Now to be absolutely honest, I didn’t play the game longer than an hour. If you’re asking yourself, “Well then how is he qualified to be telling me about this game?” please re-read the paragraph above. Do you honestly even need to hear my plot synopsis? I assume there are horses you can ride, armor you can wear, and spells you can cast, maybe even a sword or bow and arrow you can use. In all honesty, if you can play this game any longer than an hour and actually enjoy it you deserve a macaroni plaque with glitter that I will personally make and embroider for you and send directly to your house. The game is so drastically bogged down with glitchy animations and bugs that show such a lack of concern for integrity and completion that it’s an open insult to anyone who rents this game, let alone purchases it.

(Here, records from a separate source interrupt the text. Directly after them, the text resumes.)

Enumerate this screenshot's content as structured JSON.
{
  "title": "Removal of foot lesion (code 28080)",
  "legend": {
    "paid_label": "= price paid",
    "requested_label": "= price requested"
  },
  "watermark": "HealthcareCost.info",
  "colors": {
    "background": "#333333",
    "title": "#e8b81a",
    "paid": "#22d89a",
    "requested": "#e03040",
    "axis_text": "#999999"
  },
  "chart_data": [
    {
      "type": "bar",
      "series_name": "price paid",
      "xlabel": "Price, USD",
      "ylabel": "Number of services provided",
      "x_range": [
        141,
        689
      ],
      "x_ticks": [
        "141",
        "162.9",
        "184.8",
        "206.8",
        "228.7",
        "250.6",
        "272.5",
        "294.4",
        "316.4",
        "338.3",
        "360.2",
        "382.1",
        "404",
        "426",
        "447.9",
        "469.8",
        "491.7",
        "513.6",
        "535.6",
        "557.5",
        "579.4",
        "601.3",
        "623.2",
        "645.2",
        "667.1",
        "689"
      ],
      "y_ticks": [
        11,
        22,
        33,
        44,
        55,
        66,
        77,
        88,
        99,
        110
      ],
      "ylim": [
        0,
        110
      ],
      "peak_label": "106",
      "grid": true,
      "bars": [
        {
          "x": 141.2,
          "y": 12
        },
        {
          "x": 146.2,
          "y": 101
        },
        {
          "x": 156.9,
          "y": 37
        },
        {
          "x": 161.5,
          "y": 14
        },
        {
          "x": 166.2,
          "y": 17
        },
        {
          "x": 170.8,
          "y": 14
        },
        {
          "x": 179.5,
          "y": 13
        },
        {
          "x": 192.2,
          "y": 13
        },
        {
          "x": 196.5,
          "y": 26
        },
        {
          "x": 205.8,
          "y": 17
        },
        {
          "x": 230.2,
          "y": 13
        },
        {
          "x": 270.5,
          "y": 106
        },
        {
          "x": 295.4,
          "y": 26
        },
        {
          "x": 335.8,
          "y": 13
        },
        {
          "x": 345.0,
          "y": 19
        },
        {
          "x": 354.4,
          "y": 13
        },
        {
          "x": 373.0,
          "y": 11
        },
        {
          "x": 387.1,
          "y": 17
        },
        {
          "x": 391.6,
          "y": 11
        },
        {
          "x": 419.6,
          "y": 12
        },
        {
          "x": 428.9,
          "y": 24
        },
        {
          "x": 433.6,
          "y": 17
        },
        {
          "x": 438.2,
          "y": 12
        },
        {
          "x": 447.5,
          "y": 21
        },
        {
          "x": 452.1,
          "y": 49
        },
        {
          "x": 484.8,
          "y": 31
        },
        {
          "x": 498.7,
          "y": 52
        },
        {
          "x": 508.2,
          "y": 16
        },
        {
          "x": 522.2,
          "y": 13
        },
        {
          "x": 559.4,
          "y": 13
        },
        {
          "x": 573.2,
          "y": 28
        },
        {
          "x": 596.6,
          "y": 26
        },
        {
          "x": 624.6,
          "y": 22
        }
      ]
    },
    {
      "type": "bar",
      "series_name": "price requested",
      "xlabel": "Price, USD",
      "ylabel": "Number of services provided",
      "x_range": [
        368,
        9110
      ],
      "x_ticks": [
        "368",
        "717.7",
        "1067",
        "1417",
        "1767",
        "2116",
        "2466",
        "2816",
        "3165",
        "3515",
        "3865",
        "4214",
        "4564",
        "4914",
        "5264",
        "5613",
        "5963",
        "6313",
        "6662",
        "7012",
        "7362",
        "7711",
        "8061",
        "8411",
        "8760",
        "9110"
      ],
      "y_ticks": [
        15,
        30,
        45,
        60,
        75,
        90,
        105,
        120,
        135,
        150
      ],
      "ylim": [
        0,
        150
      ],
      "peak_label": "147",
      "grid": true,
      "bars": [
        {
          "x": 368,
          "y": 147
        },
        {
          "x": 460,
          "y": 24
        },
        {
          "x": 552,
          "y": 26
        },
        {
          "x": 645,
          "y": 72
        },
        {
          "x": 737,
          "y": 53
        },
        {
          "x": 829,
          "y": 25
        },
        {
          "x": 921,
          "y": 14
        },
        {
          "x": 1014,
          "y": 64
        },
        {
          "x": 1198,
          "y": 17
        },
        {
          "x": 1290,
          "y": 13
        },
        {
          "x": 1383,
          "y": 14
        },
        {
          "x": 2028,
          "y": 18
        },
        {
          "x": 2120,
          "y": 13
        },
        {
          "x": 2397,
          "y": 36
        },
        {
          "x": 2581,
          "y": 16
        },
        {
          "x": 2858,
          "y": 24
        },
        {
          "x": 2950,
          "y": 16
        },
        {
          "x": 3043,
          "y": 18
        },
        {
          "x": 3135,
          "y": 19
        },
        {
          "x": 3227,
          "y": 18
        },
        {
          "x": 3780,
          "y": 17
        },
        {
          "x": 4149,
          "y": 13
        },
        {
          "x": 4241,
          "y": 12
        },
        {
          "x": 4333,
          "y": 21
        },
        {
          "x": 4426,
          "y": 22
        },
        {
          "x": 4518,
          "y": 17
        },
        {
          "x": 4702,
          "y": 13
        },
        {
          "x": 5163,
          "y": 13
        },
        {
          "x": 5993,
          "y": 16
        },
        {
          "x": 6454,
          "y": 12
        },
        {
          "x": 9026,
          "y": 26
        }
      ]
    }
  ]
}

You’ll find better voice acting in porn than you will find in this game. The combat system is the same stupid animation over and over and I repeat, it’s a Nam video game flashback I never want to see again. And worst of all, the enemies you face are scaled to your skill level, defeating the purpose of leveling up or questing with parties to attack things of higher experience because they don’t exist. That is where the fun lies in multiplayer role-playing and Two Worlds has cut it out like a tumor.

Everything I did see was cookie-cutter, textbook role-playing game. I killed a rabbit, a boar, and then was killed by a bear. The landscapes pushed the Xbox 360’s capabilities like MTV’s Next and Parental Control have advanced us creatively as a race. If anything, this game devolved the system, turning it into an Atari 2600 playing Pitfall. With today’s current rate of evolution in next-gen consoles and software, it has become increasingly difficult for companies to produce garbage. Even the worst games are released as average. How they fell this far short of even being considered remotely average is the only thing this game can consider as an accomplishment. This game makes Shaq Fu look like Legend of Zelda.

In summary, the problem with this game is, well, everything…in case I hadn’t mentioned.

ON A HAPPIER NOTE

Super Mario Galaxy

If you own a Nintendo Wii and for some reason don’t own Super Mario Galaxy yet, stop being stupid and just buy the damn thing. Outside of The Legend of Zelda: Twilight Princess and Metroid Prime 3: Corruption, it is THE reason to own a Wii. Being what Nintendo has called the true sequel to Mario 64, Super Mario Galaxy puts you back in the fat, plumber shoes of the world’s favorite Italian stereotype, Mario.

With Mario plots still characteristically predictable like a Steven Seagal or Jean-Claude Van Damme movie, Bowser kidnaps Princess Peach to where all bad horror movies go: outer space. Unlike Jason X and Leprechaun 4, the cosmos don’t ruin our beloved Guido hero, who gives chase, venturing across the universe looking for his sweetheart. Each galaxy has its own unique set of themed planets which offer a terrific variety of environments and challenge as you collect stars and inch closer to Bowser’s whereabouts.

The most beautiful, well-rounded, and ingenious release since the Mario franchise’s induction, Galaxy’s low-gravity atmospheres combined with the interactivity of the Wiimote pushes the platformer genre to new, breath-taking heights. Yet as far away and foreign as you are from the place Mario calls home, it never seems more than a stone’s throw from the classic look and feel that has solidified the franchise as the best of the best, melding the old with the new in a seamless fashion that doesn’t skip a beat. Outside of a few problems with camera angles, Galaxy is as perfect a title the Wii has seen or will see.

Super Mario Galaxy proves two things: Mario, like a fine wine, improves with age and the Japanese have really good halucinogens.